Last Edited by GraemeH at 29 Apr 20:15
Gatwick, Goodwood

Graham wrote:

The thought came about from instrument time going towards the CB-IR, and there is no distinction (that I know of) between hand-flying instrument time and instrument time using an autopilot (which to my mind hardly counts, especially if one doesn’t have much in the first place and is cobbling together hrs for a rating.)

You can do lot of that on IMCr (or on gliders cloud rating under the carpet ) why you need a full IR?
My feeling you only need a full IR to fly very high UK/EU standard routes IFR preferably in CAVOK days or VMC on top days (as airliners do actually), for that any IFR time should count? the current system is generous by requiring IFR time not IMC time, why tighten it?

Currency on keeping wing level en-route by ref to AI has no meaning IMHO it is just repetitive task that one get tired of (= no skill there ), sooner or later you will ring the bell (especially if you want to log 50h IMC had flying en-route in complex weather/airspace in the rental fleet?) while currency on departure/approaches and the associated precision flying is a different topic…

Same applies to superior GA perception of “FO Airliners not doing real flying”, yes an FO who flies by hand an A320 OCAS VFR as PIC from airstrips with 200 POB is plain stupid, I agree with that

Last Edited by Ibra at 29 Apr 22:42
Paris/Essex, France/UK, United Kingdom

GraemeH wrote:

As other have said, I don’t think 300 or 1500 SEP hours would make much difference for conversion to a modern jet transport. In extreme cases it could even be counter productive.

Excellent post!

always learning
LO__, Austria

LFHNflightstudent wrote:

If after 10K hours you still can’t fly the plane maybe it’s time to think of another career no?

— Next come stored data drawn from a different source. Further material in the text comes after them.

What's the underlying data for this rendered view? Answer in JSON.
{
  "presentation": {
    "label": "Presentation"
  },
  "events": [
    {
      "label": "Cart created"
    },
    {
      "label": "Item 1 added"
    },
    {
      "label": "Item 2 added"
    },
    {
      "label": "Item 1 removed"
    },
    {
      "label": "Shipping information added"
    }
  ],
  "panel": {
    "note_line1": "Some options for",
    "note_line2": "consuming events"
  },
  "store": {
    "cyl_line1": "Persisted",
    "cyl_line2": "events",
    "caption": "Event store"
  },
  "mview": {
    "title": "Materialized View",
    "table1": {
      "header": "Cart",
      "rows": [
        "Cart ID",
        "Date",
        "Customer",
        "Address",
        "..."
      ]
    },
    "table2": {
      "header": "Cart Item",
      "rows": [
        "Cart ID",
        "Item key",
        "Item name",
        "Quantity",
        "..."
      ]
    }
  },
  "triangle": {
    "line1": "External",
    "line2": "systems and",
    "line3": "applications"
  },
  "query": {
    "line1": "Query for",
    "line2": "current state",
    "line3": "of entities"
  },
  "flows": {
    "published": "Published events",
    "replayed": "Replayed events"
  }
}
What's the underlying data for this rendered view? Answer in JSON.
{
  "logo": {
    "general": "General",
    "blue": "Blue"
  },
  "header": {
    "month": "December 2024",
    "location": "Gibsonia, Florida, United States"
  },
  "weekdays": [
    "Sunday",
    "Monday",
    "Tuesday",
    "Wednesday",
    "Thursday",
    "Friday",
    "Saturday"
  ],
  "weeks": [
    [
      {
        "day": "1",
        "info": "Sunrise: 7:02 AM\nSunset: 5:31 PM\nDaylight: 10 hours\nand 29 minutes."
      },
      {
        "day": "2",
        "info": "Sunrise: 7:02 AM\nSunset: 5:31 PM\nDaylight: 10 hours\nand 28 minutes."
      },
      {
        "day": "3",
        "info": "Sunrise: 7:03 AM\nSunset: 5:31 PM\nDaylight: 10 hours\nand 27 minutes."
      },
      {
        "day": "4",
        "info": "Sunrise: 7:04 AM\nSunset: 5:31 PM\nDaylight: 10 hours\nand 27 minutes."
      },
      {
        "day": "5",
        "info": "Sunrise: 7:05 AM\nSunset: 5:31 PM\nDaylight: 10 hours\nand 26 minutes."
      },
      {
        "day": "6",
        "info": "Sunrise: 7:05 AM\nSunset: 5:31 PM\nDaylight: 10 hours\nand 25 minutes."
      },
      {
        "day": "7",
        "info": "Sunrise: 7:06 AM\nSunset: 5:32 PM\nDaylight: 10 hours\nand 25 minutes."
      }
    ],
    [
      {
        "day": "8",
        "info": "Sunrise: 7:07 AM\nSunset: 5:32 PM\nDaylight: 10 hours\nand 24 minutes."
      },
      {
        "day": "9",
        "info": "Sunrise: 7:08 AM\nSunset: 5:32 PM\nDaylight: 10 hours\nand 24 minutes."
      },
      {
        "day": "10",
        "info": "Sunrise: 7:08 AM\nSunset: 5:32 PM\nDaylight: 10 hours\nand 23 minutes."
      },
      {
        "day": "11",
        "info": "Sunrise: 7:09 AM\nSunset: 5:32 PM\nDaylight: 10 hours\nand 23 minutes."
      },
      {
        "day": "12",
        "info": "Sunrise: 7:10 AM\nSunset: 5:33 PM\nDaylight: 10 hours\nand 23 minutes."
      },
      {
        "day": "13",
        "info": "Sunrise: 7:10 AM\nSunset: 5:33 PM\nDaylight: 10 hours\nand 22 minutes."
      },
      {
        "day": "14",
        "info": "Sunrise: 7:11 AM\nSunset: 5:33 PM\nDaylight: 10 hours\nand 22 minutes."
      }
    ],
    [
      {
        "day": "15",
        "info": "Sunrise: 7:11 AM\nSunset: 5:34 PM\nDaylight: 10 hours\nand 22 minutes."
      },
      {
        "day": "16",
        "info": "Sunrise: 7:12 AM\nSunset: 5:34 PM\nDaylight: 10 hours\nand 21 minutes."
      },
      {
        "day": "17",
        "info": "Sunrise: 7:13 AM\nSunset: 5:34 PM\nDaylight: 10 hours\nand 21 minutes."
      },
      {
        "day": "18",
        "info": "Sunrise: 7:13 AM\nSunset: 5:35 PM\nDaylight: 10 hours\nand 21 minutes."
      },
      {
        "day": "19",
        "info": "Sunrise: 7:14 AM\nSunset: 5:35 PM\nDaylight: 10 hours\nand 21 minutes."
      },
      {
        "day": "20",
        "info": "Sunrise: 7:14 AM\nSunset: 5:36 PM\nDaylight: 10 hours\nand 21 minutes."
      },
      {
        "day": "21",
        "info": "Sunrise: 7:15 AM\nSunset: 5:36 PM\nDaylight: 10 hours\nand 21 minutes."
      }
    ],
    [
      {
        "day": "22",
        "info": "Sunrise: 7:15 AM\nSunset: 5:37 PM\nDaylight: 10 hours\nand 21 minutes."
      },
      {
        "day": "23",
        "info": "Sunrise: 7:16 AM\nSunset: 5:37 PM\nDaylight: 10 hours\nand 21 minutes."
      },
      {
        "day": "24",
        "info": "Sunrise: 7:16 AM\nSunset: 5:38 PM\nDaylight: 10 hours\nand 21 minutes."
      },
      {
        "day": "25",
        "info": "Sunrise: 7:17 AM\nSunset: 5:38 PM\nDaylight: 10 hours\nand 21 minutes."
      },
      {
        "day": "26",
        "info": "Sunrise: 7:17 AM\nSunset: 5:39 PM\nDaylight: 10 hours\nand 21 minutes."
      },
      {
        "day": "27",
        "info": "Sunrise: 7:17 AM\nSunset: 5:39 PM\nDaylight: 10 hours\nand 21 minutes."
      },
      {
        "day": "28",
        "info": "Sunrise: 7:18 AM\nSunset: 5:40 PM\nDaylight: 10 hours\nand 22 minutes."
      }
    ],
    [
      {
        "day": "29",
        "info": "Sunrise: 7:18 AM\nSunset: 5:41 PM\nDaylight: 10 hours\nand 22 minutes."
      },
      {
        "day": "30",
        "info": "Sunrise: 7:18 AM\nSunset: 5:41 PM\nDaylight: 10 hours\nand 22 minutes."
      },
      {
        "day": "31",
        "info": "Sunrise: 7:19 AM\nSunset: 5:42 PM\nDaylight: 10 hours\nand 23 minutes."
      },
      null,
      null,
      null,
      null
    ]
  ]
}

It’s inappropriate to point the fingers at the af447 guys on a message board. They were also products of the system and now they are dead.

You misunderstand the system.

Airline = thin profit margin = only the minimum training required by the authority. Give me 4 hours of raw data level d sim every month, give me loft sessions without 8 repositionings, I’d happily take it and become a better pilot. Guess what the airlines (and their lobbyists) will think of my idea..?

I can guarantee you that EVERY pilot will have worse stick and rudder skills in a small sep after 10000 airline hours.

It’s hypocritical: the airlines force maximum use of autopilot/flight director (some even mandating autolands) which means essentially following a magenta line 99,99% of the time, and when you go for a job interview you have to fly approaches, qdm/qdr intercepts and ndb holds in an airbus raw data… I’d like to see the guy evaluating the session in the back fly that stuff „on the fly“.

I still fly small planes and while it helps for stick and rudder (the actual flying) it’s of no big use for the rest of the stuff industrial flying throws at you.

always learning
LO__, Austria

Peter wrote:

I recall discussing the famous Cork crash (a turboprop twin doing a near zero-zero approach, on some “interesting, but still EU” AOC etc etc)

Very definitely EU. The AOC was Spanish.